I was inspired by these images and tutorials for the vintage-style photo:

Jan 14, 2009

Post Processing: College-Age Portrait

A post! Finally! I had a wonderful Christmas vacation and a great opportunity to photograph some of my family over the past couple weeks (including this gorgeous shot of my little sis). But I had to take a bit of a hiatus from the blog for the vacation, unpacking, and getting my family life in order for the new year.

This post is a little of a "how to" about post processing. When I first started, I did little if any post processing on images. But as I've grown in photography, I've come to realize how much of a difference subtle changes can make. I've also had a ball doing some experimental work as per clients' requests. Enjoy!

1. The original image. We both liked the pose and the wind-blown hair. The image itself is beautiful and would have been a keeper without any editing.

2. A bit of face cleanup. We all have blemishes we would rather not be preserved for posterity. I do cleanup work on faces pretty often. It can be tedious, but the result is very nice.

3. Some hair fixes. There was a bump on top of the head that wasn't too glamorous, and then the hair across the neck didn't look quite right. The first hair fix was easy. That second one was tough because I had to recreate the parts of her neck where the hair had been.

4. Saturation and levels adjustment. I upped the saturation (deepness of the colors) and adjusted the levels (black, white, and midtones) of the photo to make her really "pop." It also added a lot of warmth to the photo I like.

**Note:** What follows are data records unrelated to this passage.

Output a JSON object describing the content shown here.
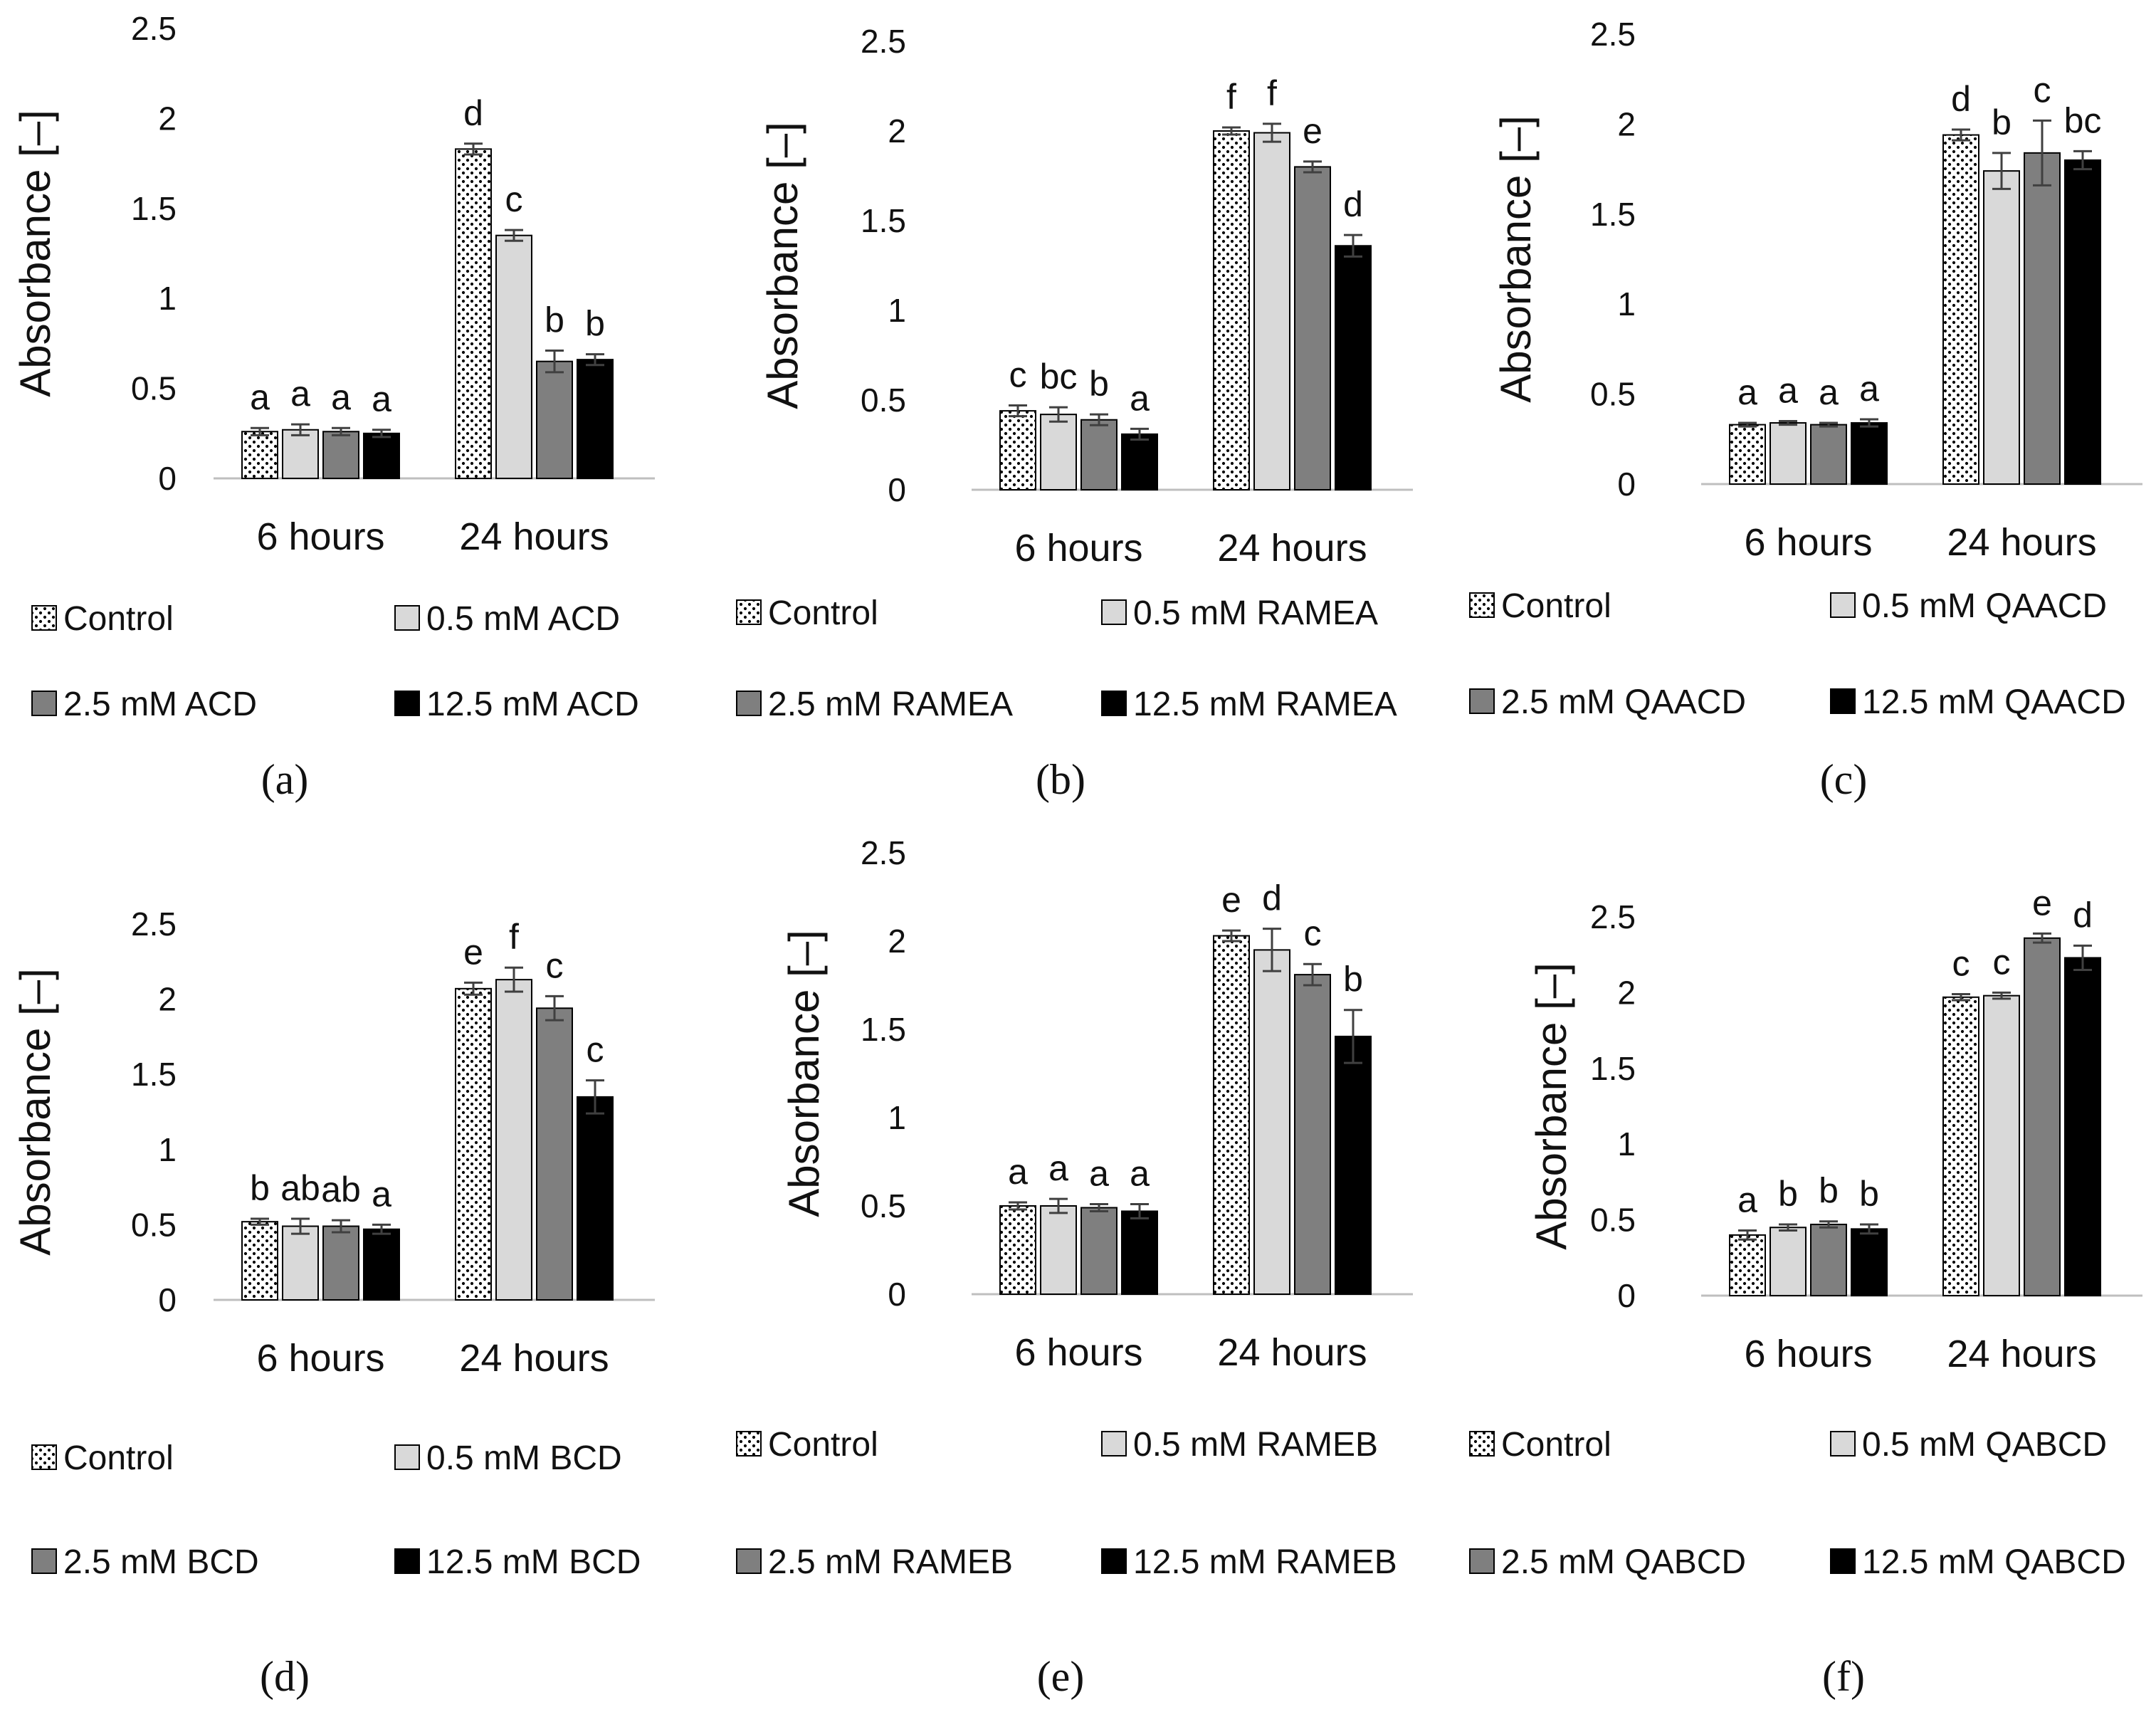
{
  "colors": {
    "control": "#ffffff",
    "s05": "#d9d9d9",
    "s25": "#7f7f7f",
    "s125": "#000000",
    "axis": "#bfbfbf",
    "error": "#404040"
  },
  "chart_data": [
    {
      "type": "bar",
      "panel_label": "(a)",
      "ylabel": "Absorbance [–]",
      "ylim": [
        0,
        2.5
      ],
      "yticks": [
        "0",
        "0.5",
        "1",
        "1.5",
        "2",
        "2.5"
      ],
      "categories": [
        "6 hours",
        "24 hours"
      ],
      "series": [
        {
          "name": "Control",
          "style": "control",
          "values": [
            0.26,
            1.83
          ],
          "errors": [
            0.02,
            0.03
          ],
          "letters": [
            "a",
            "d"
          ]
        },
        {
          "name": "0.5 mM ACD",
          "style": "s05",
          "values": [
            0.27,
            1.35
          ],
          "errors": [
            0.03,
            0.03
          ],
          "letters": [
            "a",
            "c"
          ]
        },
        {
          "name": "2.5 mM ACD",
          "style": "s25",
          "values": [
            0.26,
            0.65
          ],
          "errors": [
            0.02,
            0.06
          ],
          "letters": [
            "a",
            "b"
          ]
        },
        {
          "name": "12.5 mM ACD",
          "style": "s125",
          "values": [
            0.25,
            0.66
          ],
          "errors": [
            0.02,
            0.03
          ],
          "letters": [
            "a",
            "b"
          ]
        }
      ]
    },
    {
      "type": "bar",
      "panel_label": "(b)",
      "ylabel": "Absorbance [–]",
      "ylim": [
        0,
        2.5
      ],
      "yticks": [
        "0",
        "0.5",
        "1",
        "1.5",
        "2",
        "2.5"
      ],
      "categories": [
        "6 hours",
        "24 hours"
      ],
      "series": [
        {
          "name": "Control",
          "style": "control",
          "values": [
            0.44,
            2.0
          ],
          "errors": [
            0.03,
            0.02
          ],
          "letters": [
            "c",
            "f"
          ]
        },
        {
          "name": "0.5 mM RAMEA",
          "style": "s05",
          "values": [
            0.42,
            1.99
          ],
          "errors": [
            0.04,
            0.05
          ],
          "letters": [
            "bc",
            "f"
          ]
        },
        {
          "name": "2.5 mM RAMEA",
          "style": "s25",
          "values": [
            0.39,
            1.8
          ],
          "errors": [
            0.03,
            0.03
          ],
          "letters": [
            "b",
            "e"
          ]
        },
        {
          "name": "12.5 mM RAMEA",
          "style": "s125",
          "values": [
            0.31,
            1.36
          ],
          "errors": [
            0.03,
            0.06
          ],
          "letters": [
            "a",
            "d"
          ]
        }
      ]
    },
    {
      "type": "bar",
      "panel_label": "(c)",
      "ylabel": "Absorbance [–]",
      "ylim": [
        0,
        2.5
      ],
      "yticks": [
        "0",
        "0.5",
        "1",
        "1.5",
        "2",
        "2.5"
      ],
      "categories": [
        "6 hours",
        "24 hours"
      ],
      "series": [
        {
          "name": "Control",
          "style": "control",
          "values": [
            0.33,
            1.94
          ],
          "errors": [
            0.01,
            0.03
          ],
          "letters": [
            "a",
            "d"
          ]
        },
        {
          "name": "0.5 mM QAACD",
          "style": "s05",
          "values": [
            0.34,
            1.74
          ],
          "errors": [
            0.01,
            0.1
          ],
          "letters": [
            "a",
            "b"
          ]
        },
        {
          "name": "2.5 mM QAACD",
          "style": "s25",
          "values": [
            0.33,
            1.84
          ],
          "errors": [
            0.01,
            0.18
          ],
          "letters": [
            "a",
            "c"
          ]
        },
        {
          "name": "12.5 mM QAACD",
          "style": "s125",
          "values": [
            0.34,
            1.8
          ],
          "errors": [
            0.02,
            0.05
          ],
          "letters": [
            "a",
            "bc"
          ]
        }
      ]
    },
    {
      "type": "bar",
      "panel_label": "(d)",
      "ylabel": "Absorbance [–]",
      "ylim": [
        0,
        2.5
      ],
      "yticks": [
        "0",
        "0.5",
        "1",
        "1.5",
        "2",
        "2.5"
      ],
      "categories": [
        "6 hours",
        "24 hours"
      ],
      "series": [
        {
          "name": "Control",
          "style": "control",
          "values": [
            0.52,
            2.07
          ],
          "errors": [
            0.02,
            0.04
          ],
          "letters": [
            "b",
            "e"
          ]
        },
        {
          "name": "0.5 mM BCD",
          "style": "s05",
          "values": [
            0.49,
            2.13
          ],
          "errors": [
            0.05,
            0.08
          ],
          "letters": [
            "ab",
            "f"
          ]
        },
        {
          "name": "2.5 mM BCD",
          "style": "s25",
          "values": [
            0.49,
            1.94
          ],
          "errors": [
            0.04,
            0.08
          ],
          "letters": [
            "ab",
            "c"
          ]
        },
        {
          "name": "12.5 mM BCD",
          "style": "s125",
          "values": [
            0.47,
            1.35
          ],
          "errors": [
            0.03,
            0.11
          ],
          "letters": [
            "a",
            "c"
          ]
        }
      ]
    },
    {
      "type": "bar",
      "panel_label": "(e)",
      "ylabel": "Absorbance [–]",
      "ylim": [
        0,
        2.5
      ],
      "yticks": [
        "0",
        "0.5",
        "1",
        "1.5",
        "2",
        "2.5"
      ],
      "categories": [
        "6 hours",
        "24 hours"
      ],
      "series": [
        {
          "name": "Control",
          "style": "control",
          "values": [
            0.5,
            2.03
          ],
          "errors": [
            0.02,
            0.03
          ],
          "letters": [
            "a",
            "e"
          ]
        },
        {
          "name": "0.5 mM RAMEB",
          "style": "s05",
          "values": [
            0.5,
            1.95
          ],
          "errors": [
            0.04,
            0.12
          ],
          "letters": [
            "a",
            "d"
          ]
        },
        {
          "name": "2.5 mM RAMEB",
          "style": "s25",
          "values": [
            0.49,
            1.81
          ],
          "errors": [
            0.02,
            0.06
          ],
          "letters": [
            "a",
            "c"
          ]
        },
        {
          "name": "12.5 mM RAMEB",
          "style": "s125",
          "values": [
            0.47,
            1.46
          ],
          "errors": [
            0.04,
            0.15
          ],
          "letters": [
            "a",
            "b"
          ]
        }
      ]
    },
    {
      "type": "bar",
      "panel_label": "(f)",
      "ylabel": "Absorbance [–]",
      "ylim": [
        0,
        2.5
      ],
      "yticks": [
        "0",
        "0.5",
        "1",
        "1.5",
        "2",
        "2.5"
      ],
      "categories": [
        "6 hours",
        "24 hours"
      ],
      "series": [
        {
          "name": "Control",
          "style": "control",
          "values": [
            0.4,
            1.97
          ],
          "errors": [
            0.03,
            0.02
          ],
          "letters": [
            "a",
            "c"
          ]
        },
        {
          "name": "0.5 mM QABCD",
          "style": "s05",
          "values": [
            0.45,
            1.98
          ],
          "errors": [
            0.02,
            0.02
          ],
          "letters": [
            "b",
            "c"
          ]
        },
        {
          "name": "2.5 mM QABCD",
          "style": "s25",
          "values": [
            0.47,
            2.36
          ],
          "errors": [
            0.02,
            0.03
          ],
          "letters": [
            "b",
            "e"
          ]
        },
        {
          "name": "12.5 mM QABCD",
          "style": "s125",
          "values": [
            0.44,
            2.23
          ],
          "errors": [
            0.03,
            0.08
          ],
          "letters": [
            "b",
            "d"
          ]
        }
      ]
    }
  ]
}
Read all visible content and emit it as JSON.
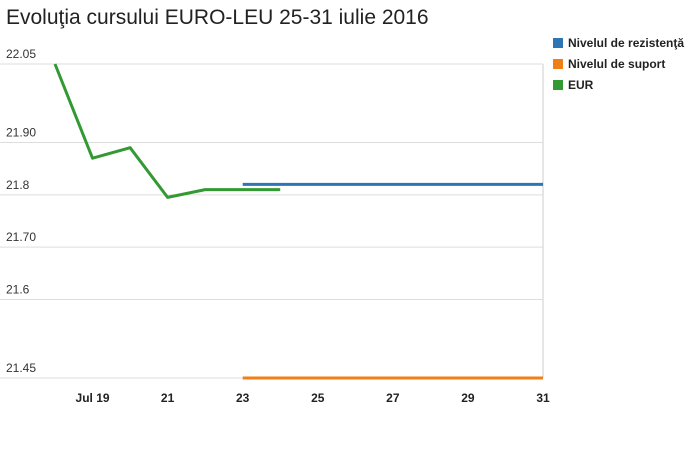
{
  "chart_data": {
    "type": "line",
    "title": "Evoluţia cursului EURO-LEU 25-31 iulie 2016",
    "xlabel": "",
    "ylabel": "",
    "x_ticks": [
      {
        "date": "2016-07-19",
        "label": "Jul 19"
      },
      {
        "date": "2016-07-21",
        "label": "21"
      },
      {
        "date": "2016-07-23",
        "label": "23"
      },
      {
        "date": "2016-07-25",
        "label": "25"
      },
      {
        "date": "2016-07-27",
        "label": "27"
      },
      {
        "date": "2016-07-29",
        "label": "29"
      },
      {
        "date": "2016-07-31",
        "label": "31"
      }
    ],
    "xlim": [
      "2016-07-18",
      "2016-07-31"
    ],
    "y_ticks": [
      {
        "value": 21.45,
        "label": "21.45"
      },
      {
        "value": 21.6,
        "label": "21.6"
      },
      {
        "value": 21.7,
        "label": "21.70"
      },
      {
        "value": 21.8,
        "label": "21.8"
      },
      {
        "value": 21.9,
        "label": "21.90"
      },
      {
        "value": 22.05,
        "label": "22.05"
      }
    ],
    "ylim": [
      21.45,
      22.05
    ],
    "grid": true,
    "legend_position": "right",
    "series": [
      {
        "name": "Nivelul de rezistenţă",
        "color": "#2e75b6",
        "points": [
          {
            "x": "2016-07-23",
            "y": 21.82
          },
          {
            "x": "2016-07-31",
            "y": 21.82
          }
        ]
      },
      {
        "name": "Nivelul de suport",
        "color": "#f07f16",
        "points": [
          {
            "x": "2016-07-23",
            "y": 21.45
          },
          {
            "x": "2016-07-31",
            "y": 21.45
          }
        ]
      },
      {
        "name": "EUR",
        "color": "#339933",
        "points": [
          {
            "x": "2016-07-18",
            "y": 22.05
          },
          {
            "x": "2016-07-19",
            "y": 21.87
          },
          {
            "x": "2016-07-20",
            "y": 21.89
          },
          {
            "x": "2016-07-21",
            "y": 21.795
          },
          {
            "x": "2016-07-22",
            "y": 21.81
          },
          {
            "x": "2016-07-23",
            "y": 21.81
          },
          {
            "x": "2016-07-24",
            "y": 21.81
          }
        ]
      }
    ]
  }
}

5. Screen layer. This is a new thing I've been doing to my images: adding a screen layer on top to lighten shadows and give the face a kind of glow. On step 4, I generally oversaturate a bit so that the screen layer doesn't take away from the color of the image.

6. Vignette. Adding a subtle vignette really focuses your attention on the subject. It's usually my last step before finishing an image.